Updated: Mar 30, 2022
A NASA astronaut and two Roscosmos cosmonauts are scheduled to end their mission aboard the International Space Station and return to Earth on Wednesday, March 30.
March 28, 2022: NASA astronaut Mark Vande Hei and Roscosmos cosmonauts; Anton Shkaplerov and Pyotr Dubrov are scheduled to conclude their Long Expeditions aboard the International Space Station and return to Earth on Wednesday, March 30.
Three Return crew members of Expedition-66 will close the hatch to the Soyuz MS-19 spacecraft to begin the journey back to Earth. The Soyuz will undock from the Rassvet module, heading for a parachute-assisted landing Wednesday, March 30, on the steppe of Kazakhstan, southeast of the remote town of Dzhezkazgan.
Prior to the departure of MS-19, Shkaplerov will hand over command of the station to NASA astronaut Tom Marshburn during a change of command ceremony at 9:45 a.m EDT [13:45 UTC] Tuesday, March 29.

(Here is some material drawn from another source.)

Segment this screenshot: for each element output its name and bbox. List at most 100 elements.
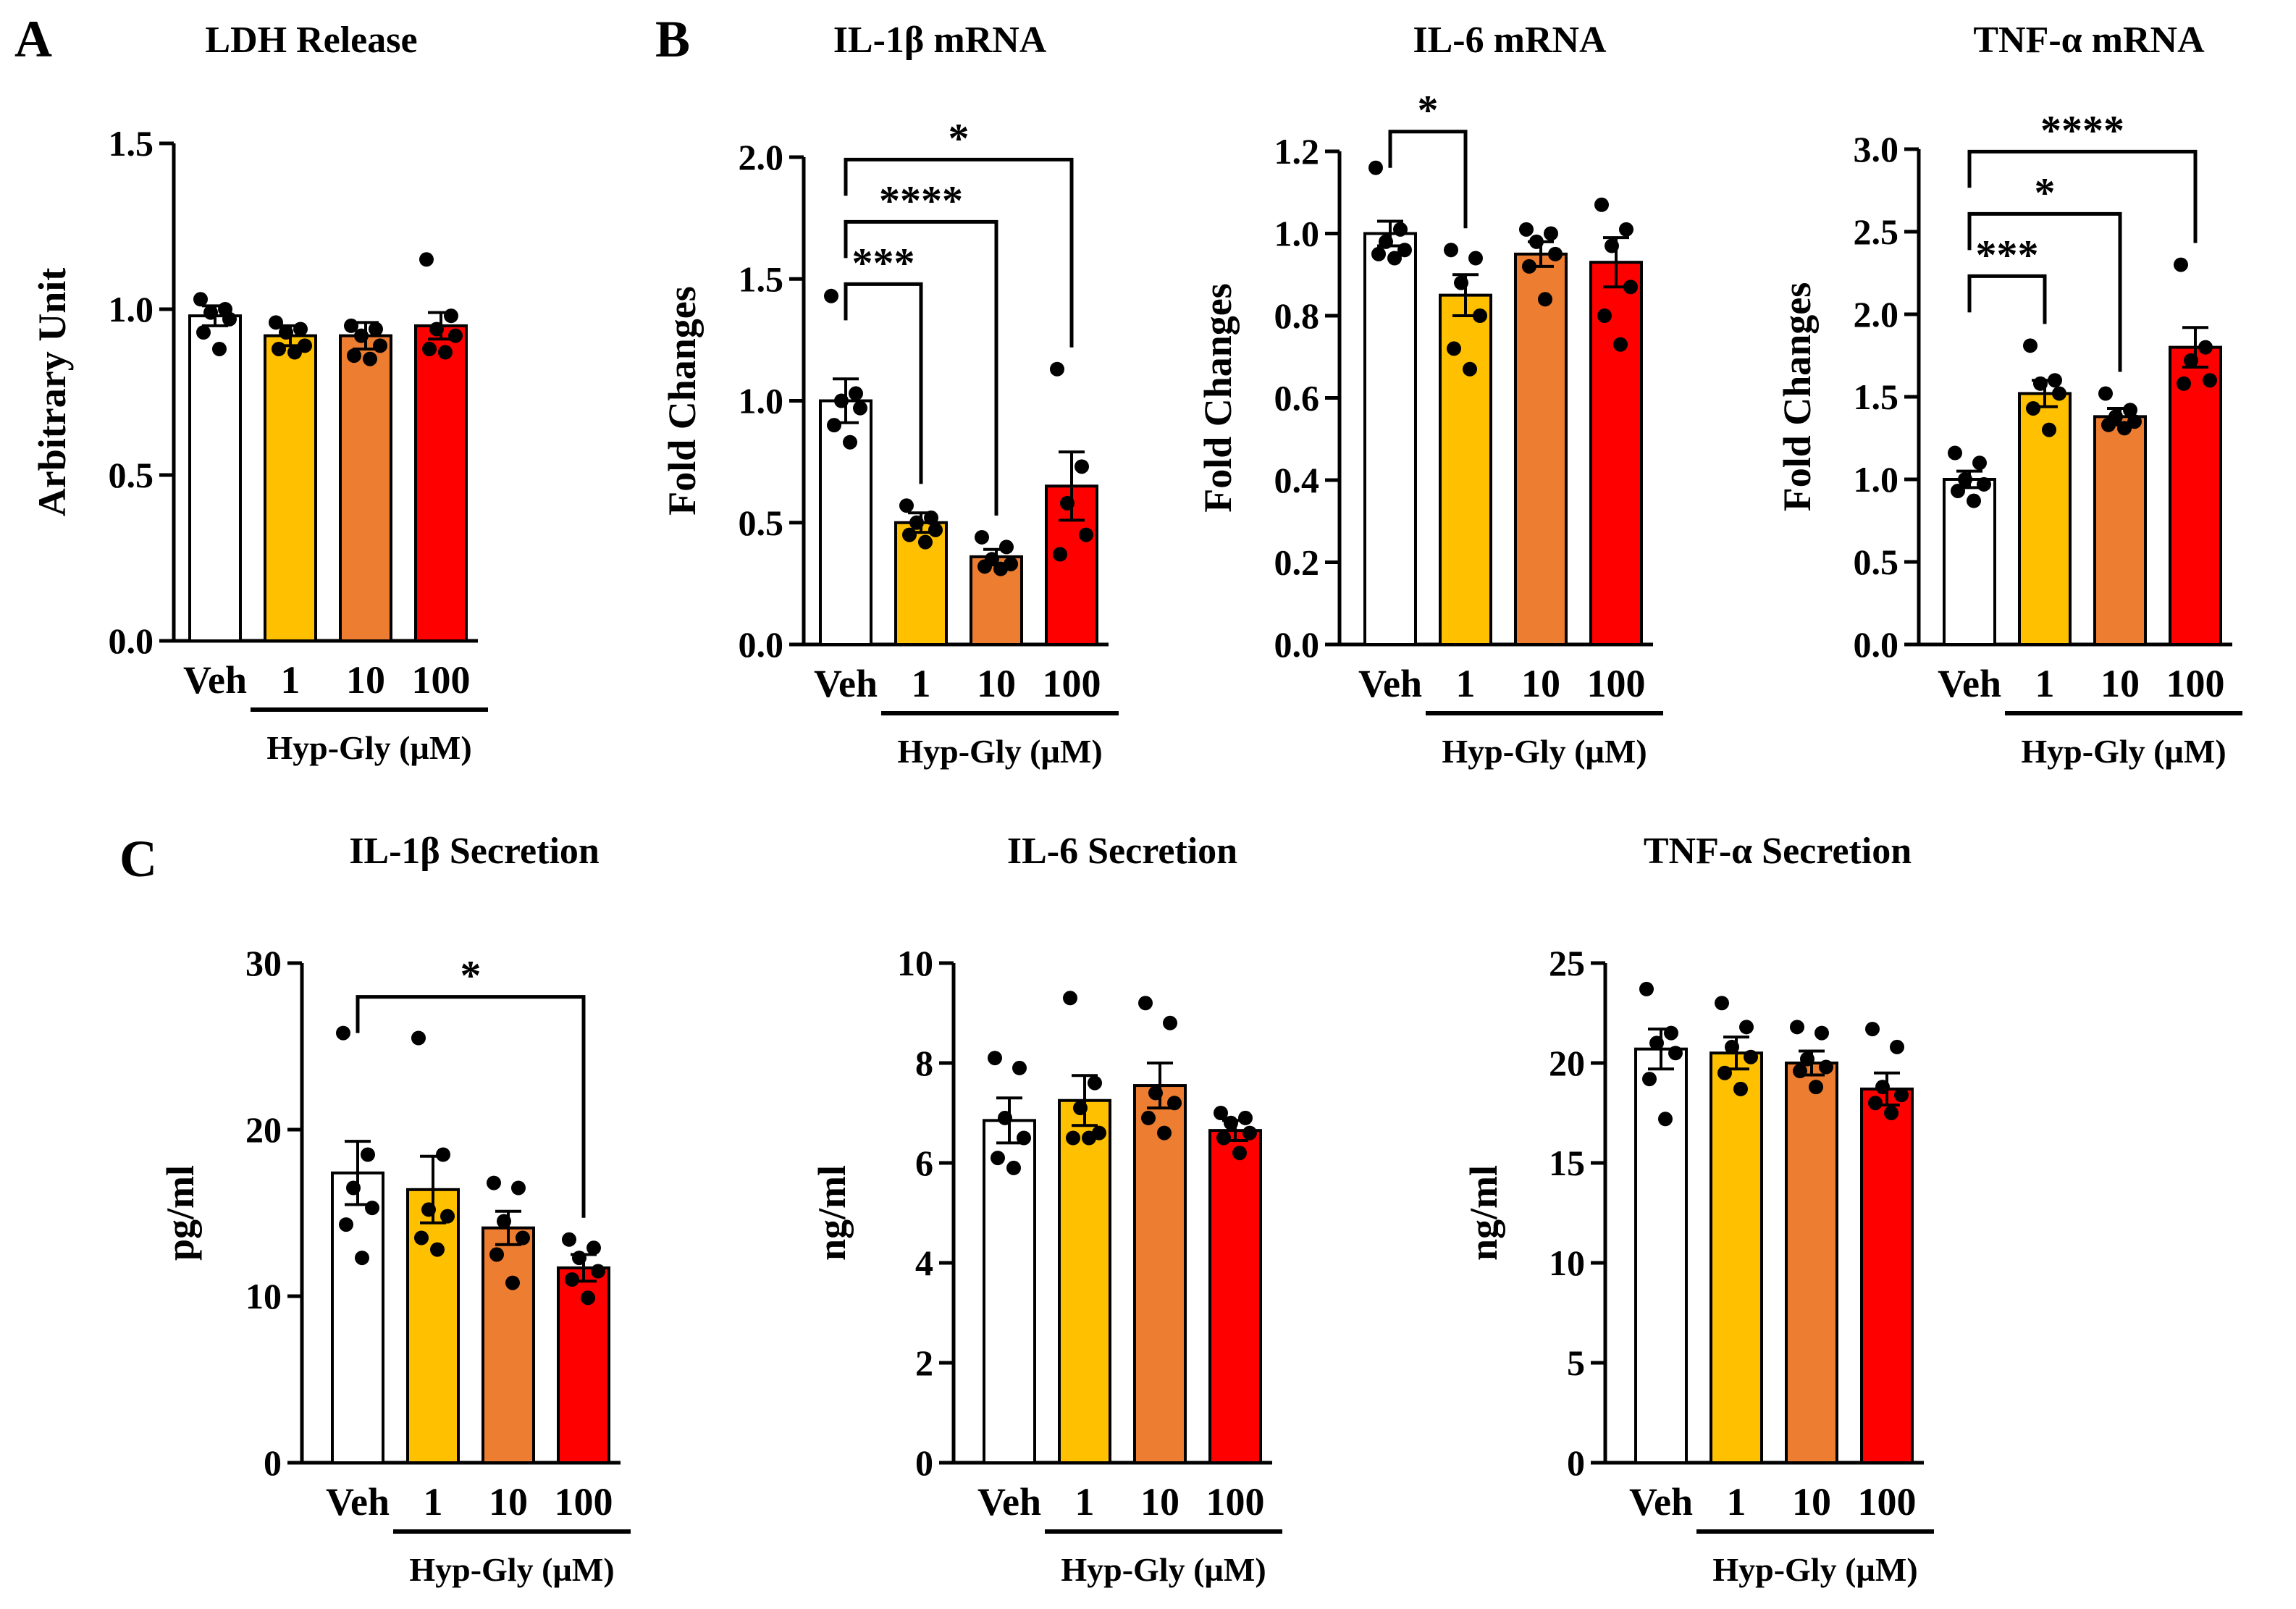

Expedition-65/66 comes under very busy schedule of Space Station, hosted three SpaceX Crew Dragon missions, Crew-1, Crew-2, and Crew-3 as well as four Soyuz flights, Soyuz MS-18, Soyuz MS-19, Soyuz MS-20 (space tourism) and Soyuz MS-21
Expedition-65 began since the departure of MS-17, The Soyuz MS-18 arrived to Station on 10 April 2021. Aboard with Commander Oleg Novitskiy, Cosmonaut Pyotr Dubrov and NASA astronaut Mark Vande Hei. Two weeks later, SpaceX's Crew-2 with 4 NASA astronauts; Shane Kimbrough and Megan McArthur, European Space Agency astronaut Thomas Pesquet and JAXA's Japanese astronaut Akihiko Hoshide, arrived on 24 April 2021.

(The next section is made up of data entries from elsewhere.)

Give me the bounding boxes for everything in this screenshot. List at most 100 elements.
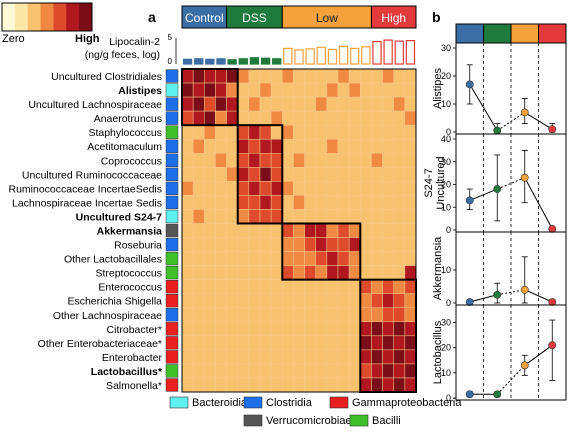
heatmap-cell	[371, 153, 383, 168]
lipocalin-bar	[227, 59, 237, 65]
heatmap-cell	[181, 307, 194, 323]
heatmap-cell	[404, 307, 417, 323]
y-tick-label: 20	[441, 343, 451, 353]
panel-b-header-control	[455, 23, 484, 44]
heatmap-cell	[226, 68, 238, 84]
heatmap-cell	[326, 237, 339, 252]
heatmap-cell	[259, 265, 272, 280]
heatmap-cell	[404, 349, 417, 365]
heatmap-cell	[382, 363, 394, 379]
heatmap-cell	[404, 96, 417, 112]
heatmap-cell	[348, 349, 361, 365]
heatmap-cell	[360, 223, 372, 238]
heatmap-cell	[204, 223, 216, 238]
heatmap-cell	[259, 167, 272, 182]
heatmap-cell	[337, 237, 350, 252]
y-tick-label: 30	[441, 43, 451, 53]
heatmap-cell	[192, 321, 205, 337]
heatmap-cell	[226, 167, 238, 182]
heatmap-cell	[315, 293, 328, 308]
heatmap-cell	[270, 82, 283, 98]
heatmap-cell	[192, 363, 205, 379]
heatmap-cell	[270, 335, 283, 351]
heatmap-cell	[215, 223, 227, 238]
data-point	[548, 125, 557, 134]
row-label: Lactobacillus*	[91, 366, 163, 378]
heatmap-cell	[248, 181, 261, 196]
panel-b-line-charts: 0 10 20 30 Alistipes 0 10 20 30 40 S24-7 Uncultured…	[423, 23, 567, 403]
heatmap-cell	[282, 349, 294, 365]
panel-b-header-high	[538, 23, 567, 44]
heatmap-cell	[215, 82, 227, 98]
heatmap-cell	[192, 96, 205, 112]
heatmap-cell	[181, 265, 194, 280]
heatmap-cell	[215, 138, 227, 154]
lipocalin-bar	[405, 39, 416, 65]
heatmap-cell	[304, 124, 316, 140]
heatmap-cell	[304, 82, 316, 98]
heatmap-cell	[181, 321, 194, 337]
panel-b-header-low	[510, 23, 539, 44]
heatmap-cell	[315, 96, 328, 112]
heatmap-cell	[270, 307, 283, 323]
heatmap-cell	[293, 153, 305, 168]
heatmap-cell	[404, 209, 417, 224]
heatmap-cell	[215, 195, 227, 210]
cluster-block	[281, 222, 362, 281]
heatmap-cell	[326, 96, 339, 112]
heatmap-cell	[215, 167, 227, 182]
heatmap-cell	[192, 335, 205, 351]
heatmap-cell	[248, 110, 261, 126]
heatmap-cell	[304, 307, 316, 323]
heatmap-cell	[293, 195, 305, 210]
heatmap-cell	[248, 279, 261, 294]
heatmap-cell	[282, 237, 294, 252]
heatmap-cell	[248, 237, 261, 252]
heatmap-cell	[226, 307, 238, 323]
heatmap-cell	[192, 377, 205, 393]
heatmap-cell	[204, 363, 216, 379]
class-cell	[165, 97, 179, 111]
heatmap-cell	[215, 265, 227, 280]
heatmap-cell	[237, 237, 250, 252]
heatmap-cell	[348, 251, 361, 266]
heatmap-cell	[337, 321, 350, 337]
lipocalin-bar	[182, 58, 193, 65]
lipocalin-bar	[260, 57, 271, 65]
heatmap-cell	[282, 195, 294, 210]
lipocalin-bar	[372, 41, 382, 65]
heatmap-cell	[404, 321, 417, 337]
heatmap-cell	[181, 68, 194, 84]
row-label: Uncultured Clostridiales	[51, 71, 162, 83]
heatmap-cell	[192, 167, 205, 182]
row-label: Other Lachnospiraceae	[53, 310, 162, 322]
heatmap-cell	[326, 321, 339, 337]
heatmap-cell	[282, 138, 294, 154]
heatmap	[181, 68, 417, 393]
heatmap-cell	[326, 279, 339, 294]
lipocalin-bar	[327, 48, 338, 65]
heatmap-cell	[393, 195, 406, 210]
data-point	[493, 185, 502, 193]
heatmap-cell	[371, 124, 383, 140]
heatmap-cell	[382, 124, 394, 140]
heatmap-cell	[237, 321, 250, 337]
class-cell	[165, 69, 179, 83]
heatmap-cell	[259, 307, 272, 323]
heatmap-cell	[293, 377, 305, 393]
heatmap-cell	[393, 321, 406, 337]
heatmap-cell	[293, 82, 305, 98]
heatmap-cell	[326, 223, 339, 238]
row-label: Anaerotruncus	[94, 113, 162, 125]
heatmap-cell	[315, 237, 328, 252]
taxa-legend: Bacteroidia Clostridia Gammaproteobacteria…	[169, 396, 462, 427]
heatmap-cell	[393, 377, 406, 393]
heatmap-cell	[270, 68, 283, 84]
panel-b-header-dss	[483, 23, 512, 44]
heatmap-cell	[215, 349, 227, 365]
heatmap-cell	[248, 138, 261, 154]
heatmap-cell	[404, 293, 417, 308]
class-cell	[165, 308, 179, 322]
heatmap-cell	[181, 335, 194, 351]
heatmap-cell	[293, 321, 305, 337]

Prior to the departure of Crew-1, The Station Command was handed over to JAXA astronaut Akihiko Hoshide for the Expedition-65 mission.
On 5 October 2021, Soyuz MS-19 launched, carrying Russian cosmonaut Anton Shkaplerov, Spaceflight Participants; film director Klim Shipenko and actress Yulia Peresild. The participants spent 12 days onboard the station as part of a movie project "vyzov" and their return exchanged to Soyuz MS-18, commanded by Oleg Novitskiy.

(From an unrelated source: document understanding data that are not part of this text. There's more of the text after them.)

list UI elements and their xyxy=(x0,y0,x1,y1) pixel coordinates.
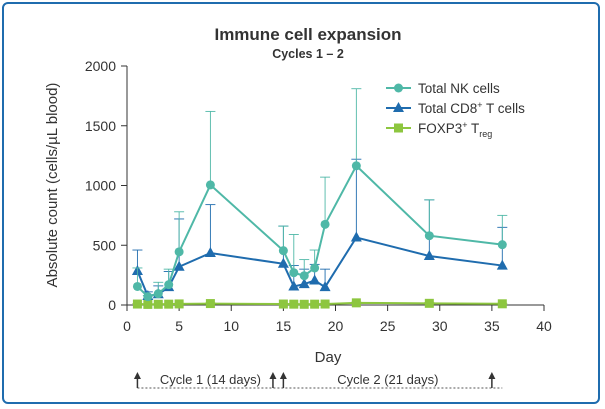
data-point xyxy=(423,250,435,261)
x-tick-label: 30 xyxy=(432,318,448,334)
legend-label: Total CD8+ T cells xyxy=(418,100,525,116)
x-tick-label: 5 xyxy=(175,318,183,334)
y-tick-label: 0 xyxy=(108,297,116,313)
data-point xyxy=(164,299,174,309)
data-point xyxy=(164,280,174,290)
cycle-label: Cycle 1 (14 days) xyxy=(160,372,261,387)
series-circle xyxy=(132,88,508,302)
data-point xyxy=(289,299,299,309)
y-tick-label: 2000 xyxy=(85,58,116,74)
dosing-arrow-head xyxy=(488,372,496,379)
data-point xyxy=(205,299,215,309)
x-tick-label: 25 xyxy=(380,318,396,334)
series-line xyxy=(136,164,503,298)
data-point xyxy=(424,298,434,308)
legend: Total NK cells Total CD8+ T cells FOXP3+ T… xyxy=(386,81,525,139)
data-point xyxy=(277,257,289,268)
chart-frame xyxy=(2,2,600,404)
legend-label: Total NK cells xyxy=(418,81,500,96)
cycle-label: Cycle 2 (21 days) xyxy=(337,372,438,387)
dosing-arrow-head xyxy=(279,372,287,379)
series-square xyxy=(132,298,508,309)
data-point xyxy=(351,298,361,308)
dosing-arrow-head xyxy=(133,372,141,379)
data-point xyxy=(309,274,321,285)
data-point xyxy=(289,268,299,278)
data-point xyxy=(143,292,153,302)
data-point xyxy=(299,299,309,309)
legend-label: FOXP3+ Treg xyxy=(418,120,492,139)
cycle-annotations: Cycle 1 (14 days) Cycle 2 (21 days) xyxy=(133,372,503,389)
data-point xyxy=(310,263,320,273)
x-tick-label: 20 xyxy=(328,318,344,334)
data-point xyxy=(204,247,216,258)
data-point xyxy=(205,180,215,190)
data-point xyxy=(497,299,507,309)
data-point xyxy=(351,161,361,171)
data-point xyxy=(320,299,330,309)
data-point xyxy=(496,259,508,270)
axes: 0 500 1000 1500 2000 0 5 10 15 20 25 30 35 40 xyxy=(85,58,552,334)
x-tick-label: 40 xyxy=(536,318,552,334)
data-point xyxy=(278,299,288,309)
data-point xyxy=(132,299,142,309)
data-point xyxy=(320,219,330,229)
data-point xyxy=(174,247,184,257)
chart-title: Immune cell expansion xyxy=(214,25,401,44)
data-point xyxy=(174,299,184,309)
series-triangle xyxy=(131,158,508,301)
data-point xyxy=(298,278,310,289)
series-layer xyxy=(131,88,508,309)
data-point xyxy=(143,299,153,309)
data-point xyxy=(153,299,163,309)
legend-marker xyxy=(394,123,403,133)
chart-subtitle: Cycles 1 – 2 xyxy=(272,47,344,61)
y-tick-label: 1000 xyxy=(85,178,116,194)
y-axis-label: Absolute count (cells/µL blood) xyxy=(44,83,61,288)
x-tick-label: 0 xyxy=(123,318,131,334)
data-point xyxy=(350,231,362,242)
data-point xyxy=(173,260,185,271)
legend-marker xyxy=(394,83,403,93)
data-point xyxy=(132,281,142,291)
data-point xyxy=(299,271,309,281)
data-point xyxy=(310,299,320,309)
data-point xyxy=(319,281,331,292)
y-tick-label: 1500 xyxy=(85,118,116,134)
series-line xyxy=(137,301,503,306)
dosing-arrow-head xyxy=(269,372,277,379)
x-tick-label: 15 xyxy=(276,318,292,334)
x-tick-label: 35 xyxy=(484,318,500,334)
legend-marker xyxy=(393,102,404,112)
data-point xyxy=(153,289,163,299)
x-axis-label: Day xyxy=(315,349,342,366)
data-point xyxy=(288,280,300,291)
data-point xyxy=(497,240,507,250)
data-point xyxy=(424,231,434,241)
x-tick-label: 10 xyxy=(223,318,239,334)
data-point xyxy=(278,246,288,256)
y-tick-label: 500 xyxy=(93,237,117,253)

Pyotr Dubrov and Mark Vande Hei has got an extended mission, and officially transferred to Expedition-66.
The Expedition-66 mission began after the departure of Soyuz MS-18 on 17 October 2021.
It was commanded by ESA astronaut Thomas Pesquet, until 8 November 2021, when Russian cosmonaut Anton Shkaplerov, who arrived aboard Soyuz MS-19, took over his command for the rest of the Mission.
Followed by Crew-2 departure, replaced by SpaceX Crew-3, launched 10 November 2021 on Dragon Endurance, carried NASA astronauts Raja Chari, Thomas Marshburn, and Kayla Barron and ESA astronaut Matthias Maurer joined the Soyuz MS-19 crew.
At the end of Expedition 66, scheduled for 30 March 2022, they are due to remain on the ISS as part of Expedition 67 while Dubrov and Vande Hei should return to Earth aboard Soyuz MS-19 as they complete a Record-setting stay of 355 days in space.
At the time of undocking, Expedition 67 will formally begin aboard the station, with new station Commander Marshburn, NASA astronauts Raja Chari, Kayla Barron, ESA astronaut Matthias Maurer, and the recently arrived Soyuz MS-21 crew to the Station on 18 March 2022, with Roscosmos cosmonauts Oleg Artemyev, Denis Matveev, and Sergey Korsakov.
The latter missions; SpaceX Crew-4 is scheduled to be launched and arriving in April 2022.
Cargo/Science Return on Soyuz MS-19
As part of the Magnetic Fabrication experiment, Roscosmos cosmonauts are growing crystals of coronavirus proteins using a magnetic 3D bioprinter on the Russian segment of the ISS.
The experiment explores the possibility of controlled formation and fabrication of 3D structures in microgravity from organic and inorganic materials.
At the first stage of the Magnetic Fabrication experiment, N (nucleocapsid) and RBD (receptor-binding domain) proteins of various coronavirus strains are studied. Cuvettes with material for crystallization were delivered to the station on March 18, by Soyuz MS-21. They have several degrees of protection, and the proteins of the virus themselves do not pose a danger to humans.
Space-grown crystals of coronavirus proteins of a unique size and purity are planned to be returned to Earth on the Soyuz MS-19 spacecraft on March 30 in order to study them using various crystallography methods. This will allow you to determine the protein structure of different strains and select drugs!